2020-01-22T08:14:19.3200200Z INFO : Set security protocol: 00000800
2020-01-22T08:14:19.3200200Z INFO : Opening connection to dzr-api-amzn-us-west-2-fa88.api-upe.p.hmr.sophos.com
2020-01-22T08:14:19.3200200Z INFO : Request content size: 31
2020-01-22T08:14:26.2843333Z ERROR : WinHttpSendRequest failed with error 12029
2020-01-22T08:14:26.2843333Z INFO : Failed to connect using proxy '' with error: WinHttpSendRequest failed
2020-01-22T08:14:26.2843333Z INFO : Cleaning up extracted files
Hi Mario Rossi5
Please check this article and see if it helps. If you try to download and install from other network source is it successful?

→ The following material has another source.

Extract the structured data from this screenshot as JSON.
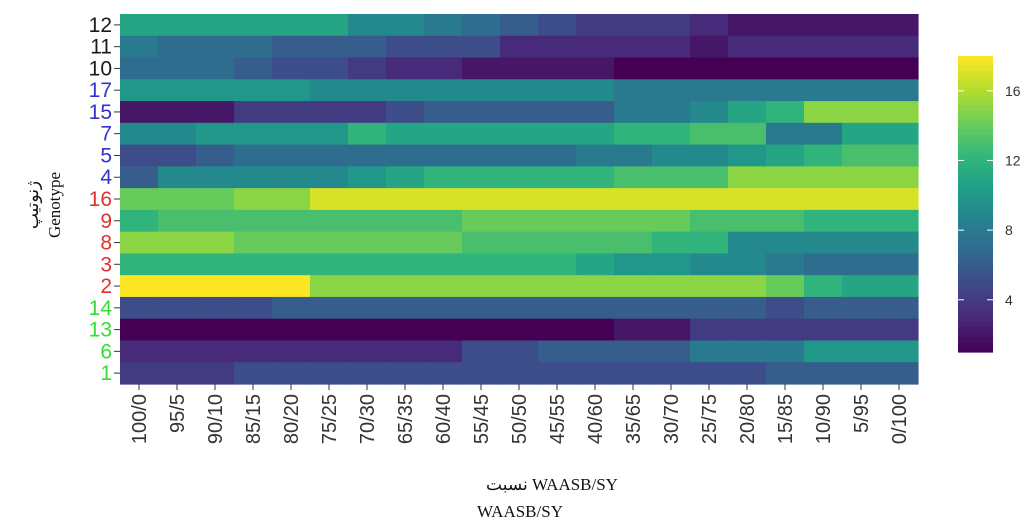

Try excluding 'dzr-api-amzn-us-west-2-fa88.api-upe.p.hmr.sophos.com' as well as it looks like that is where the installer is getting caught up in the logs. Make sure there's no HTTPS scanning that's occurring this this site.
my customer tried to launch this command:
via powershell and then the client installed the software
Glad to know that issue has been resolved for you. Feel free to reach out to us for any further concerns.